We’re nearly confined to barracks, today, too, because Raj spends the night in custody, and the streets are still running with molten tyres, when we get up. But there are eighty thousand police out there, enforcing Law and Order, so we risk it, and arrive scatheless, at office and school, respectively.


This morning, we limp out of Powai, on the wrong side of the road. They’re digging up all the nice tarmac again, mostly, I think, because it’s not been interfered with, for at least six weeks. Where road surfaces are concerned, Mumbai District Councillors are like schoolboys, in a field of virgin snow. They don’t stop us using the road, while they’re working on it, obviously, so we bob and weave, in and out of the pneumatic drills, and the steam-rollers with OM painted on their noses, and it takes an extra three-quarters of an hour, to get anywhere. We’re jubilant to notice that they’ve nearly finished the new flyover, so we have our first go on that, this week. Only on the way home, though, the outgoing carriageway’s not ready for business, yet.

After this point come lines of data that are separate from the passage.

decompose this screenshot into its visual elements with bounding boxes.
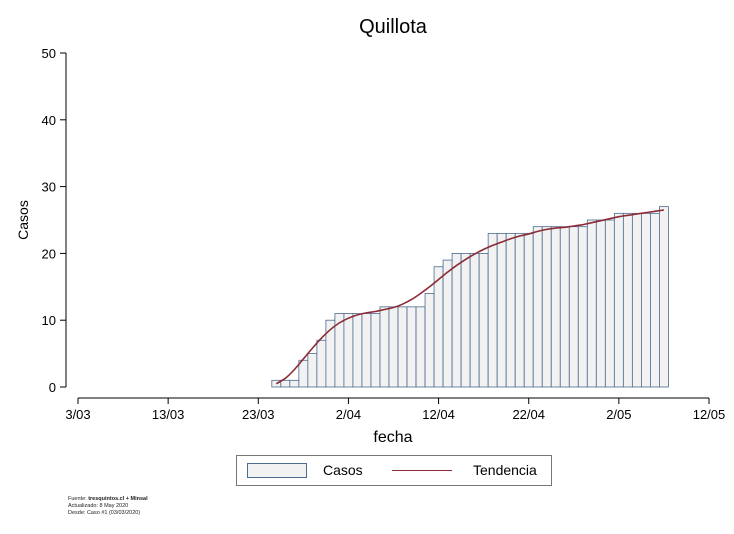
bar — [568, 226, 579, 388]
bar — [388, 306, 399, 388]
bar — [406, 306, 417, 388]
footnote-source: Fuente: tresquintos.cl + Minsal — [68, 496, 148, 503]
bar — [640, 212, 651, 388]
legend: Casos Tendencia — [236, 455, 552, 486]
y-tick-label: 50 — [42, 46, 56, 61]
bar — [496, 232, 507, 388]
bar — [307, 353, 318, 388]
bar — [298, 359, 309, 388]
bar — [370, 313, 381, 388]
bar — [622, 212, 633, 388]
y-tick-label: 20 — [42, 246, 56, 261]
bar — [343, 313, 354, 388]
footnote-updated: Actualizado: 8 May 2020 — [68, 503, 129, 509]
bar — [442, 259, 453, 388]
trend-group — [275, 209, 665, 385]
footnote-source-prefix: Fuente: — [68, 496, 89, 502]
bar — [316, 339, 327, 388]
legend-trend-line — [392, 470, 452, 471]
bar — [550, 226, 561, 388]
bar — [424, 293, 435, 388]
y-tick-label: 10 — [42, 313, 56, 328]
y-tick-label: 40 — [42, 113, 56, 128]
x-tick-label: 23/03 — [242, 407, 275, 422]
bar — [514, 232, 525, 388]
bar — [541, 226, 552, 388]
bar — [631, 212, 642, 388]
bar — [397, 306, 408, 388]
x-tick-label: 2/04 — [336, 407, 361, 422]
bar — [469, 252, 480, 388]
bar — [577, 226, 588, 388]
bar — [613, 212, 624, 388]
x-axis-label: fecha — [373, 429, 412, 446]
bar — [659, 206, 669, 388]
x-tick-label: 13/03 — [152, 407, 185, 422]
bar — [415, 306, 426, 388]
axes-group: 0 10 20 30 40 50 3/03 13/03 23/03 2/04 12/04 22/04 2… — [42, 46, 726, 422]
x-tick-label: 2/05 — [606, 407, 631, 422]
footnote-source-name: tresquintos.cl + Minsal — [88, 496, 148, 502]
x-tick-label: 3/03 — [65, 407, 90, 422]
bar — [559, 226, 570, 388]
bar — [460, 252, 471, 388]
bar — [379, 306, 390, 388]
x-tick-label: 12/05 — [693, 407, 726, 422]
bar — [532, 226, 543, 388]
bar — [505, 232, 516, 388]
bar — [352, 313, 363, 388]
trend-line — [275, 209, 665, 385]
y-axis-label: Casos — [15, 200, 31, 240]
bar — [289, 379, 300, 388]
bars-group — [271, 206, 669, 388]
legend-bars-label: Casos — [323, 462, 363, 478]
legend-bars-swatch — [247, 463, 307, 478]
x-tick-label: 12/04 — [422, 407, 455, 422]
x-tick-label: 22/04 — [512, 407, 545, 422]
bar — [478, 252, 489, 388]
y-tick-label: 30 — [42, 180, 56, 195]
bar — [451, 252, 462, 388]
bar — [604, 219, 615, 388]
legend-trend-label: Tendencia — [473, 462, 537, 478]
bar — [487, 232, 498, 388]
footnote-since: Desde: Caso #1 (03/03/2020) — [68, 510, 141, 516]
y-tick-label: 0 — [49, 380, 56, 395]
bar — [586, 219, 597, 388]
bar — [595, 219, 606, 388]
bar — [650, 212, 660, 388]
bar — [523, 232, 534, 388]
bar — [433, 266, 444, 388]
chart-title: Quillota — [359, 16, 428, 38]
bar — [361, 313, 372, 388]
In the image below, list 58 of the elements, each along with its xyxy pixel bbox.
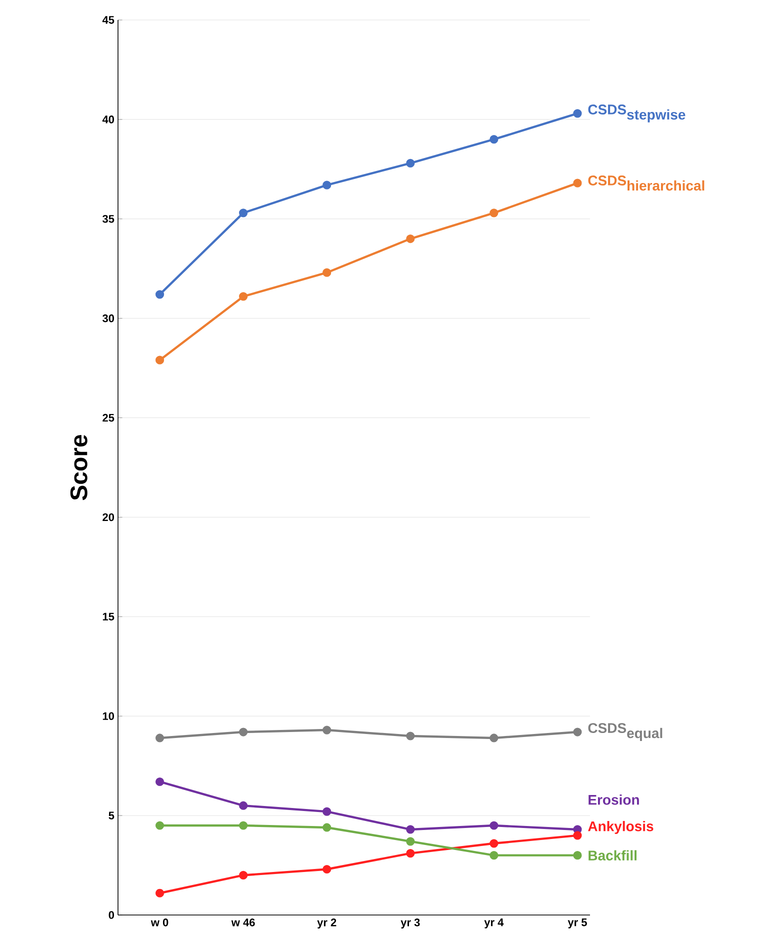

India should have In Medias Res running through its core, like Blackpool rock. There’s never an end or a beginning, everything’s permanently simultaneous or over-lapping. I go to the swimming-pool, this afternoon, and it’s only at the end of my third length, that it percolates through my unlovely rubber hat to my thick skull, that there are swimming lessons in progress. Then I notice twenty-five Mums in saris, perched on plastic chairs, at the edge of the water, encouraging their chubby little snugglebums with the waterwings and floats, to listen to the teacher. I’m parked at the deep end, trying to exude nonchalance, and failing, watching the sun dip behind the building-site next door. I’m thinking they’ll have to get out in a minute, because there’s only so much chlorine a six-year-old can swallow in any one afternoon, so I’ll sit it out. The temperature’s in the mid-thirties, but I’m still beginning to get goosebumps on my corrugated goosebumps, so I sling my goggles back on, and swim across to ask swimming-didi, how much longer they might be. “Three hours,” she says. THREE HOURS. Why don't they close the pool to the public? “Club members can still come and swim,” Aqua-didi adds, graciously. With a dripping hand, I indicate all the small brown people, splashing and floundering their way to mastering the crawl, and shrug. You don’t need words, sometimes. “Come back at six,” she smiles.

India’s very good at interleaving its jobs. When I have the washing-machine on at the same time as the dish-washer, at home, I think interleaving’s a key skill. I’m beginning to think otherwise.

This evening, friend Raj has been released on bail. I thought you’d like to know. Just so’s you don’t worry.